Casablanca — The Moroccan government has published a new decree setting the legal and training framework for students in public faculties of medicine, pharmacy, and dentistry during their hospital internships and clinical training periods.Â
The decree, numbered 2.26.342 and issued on April 30, 2026, was published in the Official Gazette.
The text defines the status and responsibilities of trainee students classified as observers, externs, interns, and residents while carrying out training in health institutions linked to territorial health groups, military hospitals, or partner institutions.
Under the decree, students are considered trainees if they are preparing national diplomas in medicine, dentistry, pharmacy, or medical and pharmaceutical specializations, and if they hold authorization or appointment documents allowing them to complete mandatory training placements.
Observer status is granted to first- and second-year medical and dental students, as well as pharmacy students in their first three years. Extern status applies from the third year onward in medicine and dentistry and from the fourth year in pharmacy.
The decree states that externs must participate in core hospital training activities under supervision. Medical and dental externs will take part in patient care, medical note-taking, and on-call duties, while pharmacy externs will contribute to prescription execution, medication dispensing, and biological analyses in hospitals. Sixth-year externs are formally considered part of medical care teams.

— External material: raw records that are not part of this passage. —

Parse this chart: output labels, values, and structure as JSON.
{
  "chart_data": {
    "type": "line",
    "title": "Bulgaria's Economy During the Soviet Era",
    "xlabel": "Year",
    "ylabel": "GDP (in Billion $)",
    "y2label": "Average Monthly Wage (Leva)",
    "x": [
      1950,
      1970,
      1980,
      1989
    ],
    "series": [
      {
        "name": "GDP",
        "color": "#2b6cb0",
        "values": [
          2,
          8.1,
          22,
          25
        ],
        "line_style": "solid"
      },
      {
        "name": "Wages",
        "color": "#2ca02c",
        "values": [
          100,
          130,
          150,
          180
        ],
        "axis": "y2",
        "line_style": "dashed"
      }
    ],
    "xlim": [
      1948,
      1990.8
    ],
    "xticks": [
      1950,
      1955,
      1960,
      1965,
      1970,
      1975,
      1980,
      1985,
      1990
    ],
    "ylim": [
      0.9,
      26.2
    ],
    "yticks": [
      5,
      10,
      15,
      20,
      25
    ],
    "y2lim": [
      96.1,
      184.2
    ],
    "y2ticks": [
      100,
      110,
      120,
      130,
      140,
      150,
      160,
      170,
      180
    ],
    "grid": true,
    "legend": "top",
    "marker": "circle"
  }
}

Hospital training for externs will run from September through July. Attendance is mandatory and monitored by supervisors. The duration of training varies depending on the year and discipline, ranging from part-time placements to full-day hospital rotations in the final years.
Intern status is granted through a competitive examination open to students who successfully complete the first four years of their studies in medicine, dentistry, or pharmacy. The internship lasts two years full-time and includes compulsory rotations in different specialties depending on the discipline.
Interns are also required to participate in hospital management activities, contribute to research work, supervise externs, and take part in emergency and on-call services.
The decree also introduces rules governing residents. Resident status is granted to graduates admitted into specialization programs or to successful military hospital candidates. Residents will be appointed as trainee doctors, pharmacists, or dentists from their first year and must sign a commitment to work for at least three years in territorial health groups or institutions under the health ministry after obtaining their specialization diploma.
Those seeking release from that obligation must obtain formal approval and reimburse salaries and training costs received during their residency period, according to the decree.
The publication of this decree follows a period of unprecedented turbulence within Morocco’s medical education and healthcare sectors. Over the past few years, the landscape has been shaped by prolonged student strikes and boycotts of exams, primarily triggered by the government’s decision to reduce the duration of medical training from seven to six years.
Tensions were further exacerbated by delays in the disbursement of internship allowances, a perceived lack of clarity regarding the legal status of the newly formed Territorial Health Groups (GST), and concerns over the quality of training amid overcrowded hospital services.
These grievances, coupled with the recurring issue of medical brain drain, have pressured the Ministry of Higher Education and the Ministry of Health to formalize these new frameworks in an attempt to stabilize the national health system and ensure a consistent supply of specialized practitioners for the public sector.